こちらはヴェロネーゼの『十字架上のイエス』。

パドヴァ 絵画館

十字架の下では、聖母マリアが、我が子の無残な姿を見て倒れている。暗くて画像ではよくわかりづらいと思うが、現地で見ると、なかなか印象的な作品であった。

パドヴァ 絵画館

ロココ期の画家ジャンバッティスタ・ティエポロの、『アイルランド司教サン・パトリツィオ』。ティエポロの絵が見れるとは思っていなかったよ!ティエポロらしく、全体的にほわっとした感じの絵。

ティエポロ

ティエポロの絵はもう一枚、『聖母マリア像』。聖母というより、身近な優しそうな女性という感じだが、色使いが素敵だ。

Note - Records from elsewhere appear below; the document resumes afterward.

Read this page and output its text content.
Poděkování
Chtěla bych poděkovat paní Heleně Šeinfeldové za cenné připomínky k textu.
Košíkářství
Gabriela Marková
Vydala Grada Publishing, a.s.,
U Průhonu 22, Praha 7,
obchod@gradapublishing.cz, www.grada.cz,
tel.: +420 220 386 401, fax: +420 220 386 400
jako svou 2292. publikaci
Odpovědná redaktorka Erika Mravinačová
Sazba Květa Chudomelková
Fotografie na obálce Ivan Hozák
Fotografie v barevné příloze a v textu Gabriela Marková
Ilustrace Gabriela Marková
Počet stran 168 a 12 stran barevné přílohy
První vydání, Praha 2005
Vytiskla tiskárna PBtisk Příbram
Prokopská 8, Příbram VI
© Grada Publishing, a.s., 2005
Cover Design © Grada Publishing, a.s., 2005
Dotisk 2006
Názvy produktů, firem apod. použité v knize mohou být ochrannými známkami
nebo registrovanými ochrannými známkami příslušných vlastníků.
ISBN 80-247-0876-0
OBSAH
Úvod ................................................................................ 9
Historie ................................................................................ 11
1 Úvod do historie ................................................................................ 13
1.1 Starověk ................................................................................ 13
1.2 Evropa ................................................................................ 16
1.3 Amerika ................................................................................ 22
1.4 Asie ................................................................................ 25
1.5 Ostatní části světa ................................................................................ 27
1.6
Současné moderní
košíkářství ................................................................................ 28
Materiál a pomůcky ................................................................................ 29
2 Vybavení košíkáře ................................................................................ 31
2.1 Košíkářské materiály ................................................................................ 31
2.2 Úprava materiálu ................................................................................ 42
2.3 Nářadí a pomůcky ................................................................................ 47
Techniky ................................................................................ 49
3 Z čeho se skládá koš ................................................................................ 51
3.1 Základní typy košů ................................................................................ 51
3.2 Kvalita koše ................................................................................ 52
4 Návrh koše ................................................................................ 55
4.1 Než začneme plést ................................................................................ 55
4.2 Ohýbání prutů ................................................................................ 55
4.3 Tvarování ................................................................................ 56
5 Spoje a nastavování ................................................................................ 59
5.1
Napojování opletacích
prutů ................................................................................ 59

こんな色の組み合わせの服もありだなあと、現在女性でもふむふむと見入ってしまう色彩感覚。

パドヴァ 絵画館

そして、絵画館なのに、絵画の真ん中に彫刻が!カノーヴァ作『悔悛のマグダラのマリア』

パドヴァ 絵画館

よく見ると、涙を一筋流しているようにも見える。

パドヴァ 絵画館

いろんな角度から見ても、マグダラのマリアの心から悔やむ気持ちが伝わってくる。

パドヴァ 絵画館

後ろ姿からも、彼女の後悔が伝わってくる。美しい絵の中に座り込んでいて、思わず見入ってしまう作品であった。

パドヴァ 絵画館

カノーヴァ作品はもう一つ『ユスティニアヌス帝の石碑』?モチーフはよくわからなかったが、かくれんぼしている天使がかわいらしい。カノーヴァはバロック後期から新古典主義にかけての彫刻家だが、今回鑑賞したことで、がぜん興味が出てきた。イタリアに来るたびに好きな芸術家さんが増えてしまうなあ。

そんなわけで、我々観光客には「スクロヴェーニ礼拝堂のおまけ」くらいに思われている市立博物館の絵画館だが、思った以上にいろいろの作品と出会えて楽しめた。特にヴェネツィア派の画家さんの画風が好きだという方には、おすすめしたい絵画館である。